If you are concerned about BSNES's performance, buy a new computer. It doesn't that that expensive of a PC to run BSNES well. Also the increased requirements are not due to adding the "special chips". Yes games that use them will take more than games that don't, but games that don't would have incurred minimal related increases. Other increases would be all the non-special chip code that gets changed and added.
MottZilla wrote:
If you are concerned about BSNES's performance, buy a new computer.
I'm looking to buy a new PC. But I'm into small form factor; I don't want a PC whose case is bigger than, say, an Xbox 360. Would bsnes work well on an Acer Aspire Revo (Atom CPU, GeForce 9300 GPU)? Or does it demand a full-size minitower PC?
Quote:
It doesn't that that expensive of a PC to run BSNES well.
I recently bought a Dell Mini 10. Does bsnes work well on low-end laptops? Or if I'm on a laptop, should I stick to developing game logic using the "inaccurate" emulators and then testing it on bsnes and a PowerPak once I come home to a full-size PC?
MottZilla wrote:
If you are concerned about BSNES's performance, buy a new computer. It doesn't that that expensive of a PC to run BSNES well.
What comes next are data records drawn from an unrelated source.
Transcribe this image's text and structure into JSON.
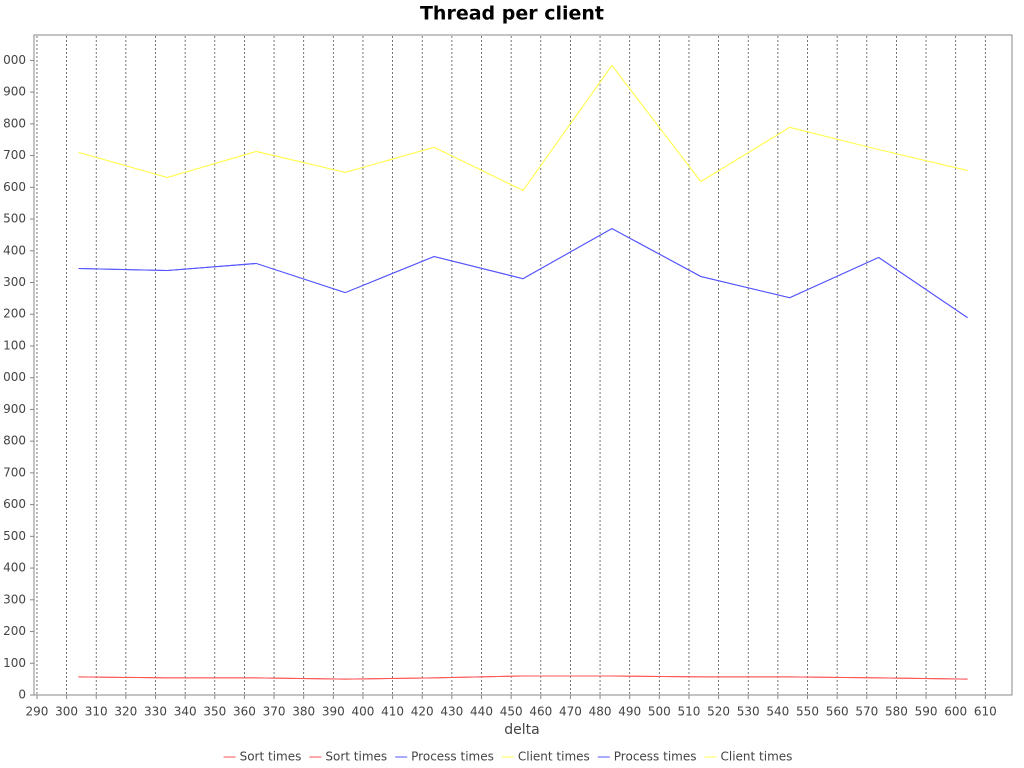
{
  "chart_data": {
    "type": "line",
    "title": "Thread per client",
    "x_label": "delta",
    "x": [
      304,
      334,
      364,
      394,
      424,
      454,
      484,
      514,
      544,
      574,
      604
    ],
    "series": [
      {
        "name": "Sort times",
        "color": "#ff5555",
        "values": [
          57,
          54,
          54,
          50,
          54,
          60,
          60,
          57,
          57,
          54,
          50
        ]
      },
      {
        "name": "Sort times",
        "color": "#ff5555",
        "values": [
          57,
          54,
          54,
          50,
          54,
          60,
          60,
          57,
          57,
          54,
          50
        ]
      },
      {
        "name": "Process times",
        "color": "#5555ff",
        "values": [
          1344,
          1338,
          1360,
          1268,
          1382,
          1312,
          1470,
          1319,
          1252,
          1379,
          1189
        ]
      },
      {
        "name": "Client times",
        "color": "#ffff55",
        "values": [
          1710,
          1631,
          1713,
          1647,
          1726,
          1590,
          1984,
          1618,
          1789,
          1719,
          1653
        ]
      },
      {
        "name": "Process times",
        "color": "#5555ff",
        "values": [
          1344,
          1338,
          1360,
          1268,
          1382,
          1312,
          1470,
          1319,
          1252,
          1379,
          1189
        ]
      },
      {
        "name": "Client times",
        "color": "#ffff55",
        "values": [
          1710,
          1631,
          1713,
          1647,
          1726,
          1590,
          1984,
          1618,
          1789,
          1719,
          1653
        ]
      }
    ],
    "xlim": [
      289,
      619
    ],
    "xticks": [
      290,
      300,
      310,
      320,
      330,
      340,
      350,
      360,
      370,
      380,
      390,
      400,
      410,
      420,
      430,
      440,
      450,
      460,
      470,
      480,
      490,
      500,
      510,
      520,
      530,
      540,
      550,
      560,
      570,
      580,
      590,
      600,
      610
    ],
    "ylim": [
      0,
      2080
    ],
    "yticks": [
      0,
      100,
      200,
      300,
      400,
      500,
      600,
      700,
      800,
      900,
      {
        "value": 1000,
        "label": "000"
      },
      {
        "value": 1100,
        "label": "100"
      },
      {
        "value": 1200,
        "label": "200"
      },
      {
        "value": 1300,
        "label": "300"
      },
      {
        "value": 1400,
        "label": "400"
      },
      {
        "value": 1500,
        "label": "500"
      },
      {
        "value": 1600,
        "label": "600"
      },
      {
        "value": 1700,
        "label": "700"
      },
      {
        "value": 1800,
        "label": "800"
      },
      {
        "value": 1900,
        "label": "900"
      },
      {
        "value": 2000,
        "label": "000"
      }
    ],
    "grid": "x",
    "legend": "bottom"
  }
}
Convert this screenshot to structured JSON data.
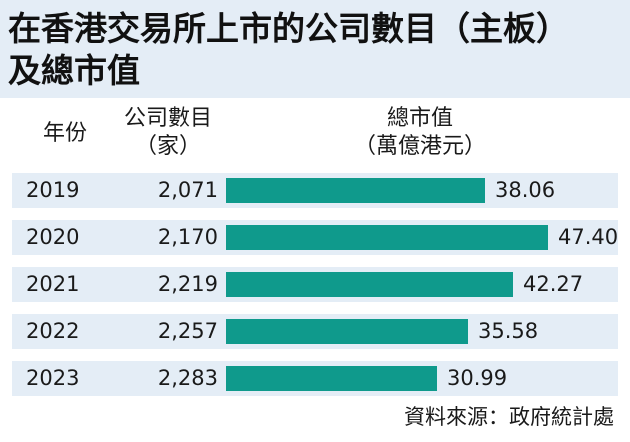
{
  "title_lines": [
    "在香港交易所上市的公司數目（主板）",
    "及總市值"
  ],
  "headers": {
    "year": "年份",
    "count_line1": "公司數目",
    "count_line2": "（家）",
    "cap_line1": "總市值",
    "cap_line2": "（萬億港元）"
  },
  "source": "資料來源：政府統計處",
  "colors": {
    "bar": "#0f9a8c",
    "band": "#e4edf6"
  },
  "chart_data": {
    "type": "bar",
    "orientation": "horizontal",
    "categories": [
      "2019",
      "2020",
      "2021",
      "2022",
      "2023"
    ],
    "company_counts": [
      "2,071",
      "2,170",
      "2,219",
      "2,257",
      "2,283"
    ],
    "values": [
      38.06,
      47.4,
      42.27,
      35.58,
      30.99
    ],
    "value_labels": [
      "38.06",
      "47.40",
      "42.27",
      "35.58",
      "30.99"
    ],
    "xlim": [
      0,
      47.4
    ]
  }
}
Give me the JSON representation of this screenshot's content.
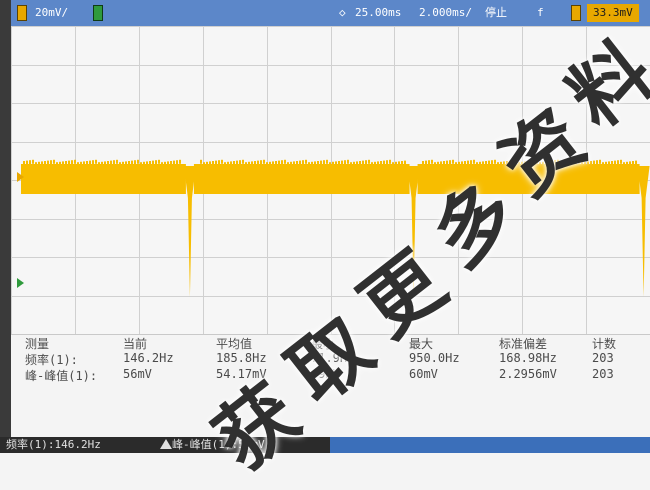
{
  "status_bar": {
    "ch1_scale": "20mV/",
    "trigger_delay": "25.00ms",
    "timebase": "2.000ms/",
    "run_state": "停止",
    "trigger_symbol": "f",
    "trigger_level": "33.3mV"
  },
  "colors": {
    "status_bar": "#5c87c9",
    "channel1": "#f7bd00",
    "channel_marker_green": "#2f9a3c",
    "grid_line": "#d0d0d0",
    "screen_background": "#f6f6f6"
  },
  "waveform": {
    "channel": "1",
    "color": "#f7bd00",
    "dropouts": [
      0.28,
      0.63,
      0.99
    ],
    "level": 0.5
  },
  "measurements": {
    "headers": [
      "测量",
      "当前",
      "平均值",
      "最小",
      "最大",
      "标准偏差",
      "计数"
    ],
    "rows": [
      {
        "label": "频率(1):",
        "current": "146.2Hz",
        "mean": "185.8Hz",
        "min": "71.9Hz",
        "max": "950.0Hz",
        "std": "168.98Hz",
        "count": "203"
      },
      {
        "label": "峰-峰值(1):",
        "current": "56mV",
        "mean": "54.17mV",
        "min": "49mV",
        "max": "60mV",
        "std": "2.2956mV",
        "count": "203"
      }
    ]
  },
  "bottom_bar": {
    "freq_readout": "频率(1):146.2Hz",
    "pp_readout": "峰-峰值(1):56mV"
  },
  "watermark": {
    "text": "获取更多资料"
  }
}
Also the increased requirements are not due to adding the "special chips". Yes games that use them will take more than games that don't, but games that don't would have incurred minimal related increases. Other increases would be all the non-special chip code that gets changed and added.
LOL, I run bsnes just fine on my desktop. Although I acknowledge there are ppl out there that are not as fortunate as me. The point is that it would be neat to play with actual carts. This issue came up years ago on the ZSNES forums (I think it was about 6) and data transfer/reading rate was already blamed/determined to be the reason nobody had tried or done it. BTW just a little nitpick issue, but byuu doesn't want it written as BSNES. He like the b to be lowercase for some reason.
Quote:
Would bsnes work well on an Acer Aspire Revo (Atom CPU, GeForce 9300 GPU)? Or does it demand a full-size minitower PC?
As far I know Acer == Low Cost crap. BSNES works fine with NTSC filter on my 14'' Lenovo laptop, so I guess it'll work with anything with about equivalent processing power, that is 2.6 GHz dual core.
bsnes doesn't work so well on my netbook with Atom N270, neither does Nintendulator; both achieve poor framerates.
A little bit off topic but what emulator would run well on an atom Z520 for nes/snes debugging, if any? That CPU seems a lot weaker than a N270.
When I went netbook shopping I opted for the Gateway Netbook with a 1.2 Ghz Athlon 64. It runs windows 7 just fine and it does Snes emulators just fine. Although I sometime can tell it's single core, it performs as if it were a 2ghz machine at least. I'm well pleased with it. I've seen a few Atom based netbooks that my customers have and I'm glad I went with the Athlon. I want to try it with a 64bit windows but I don't like the prospect of formatting it just to switch to a 64bit OS.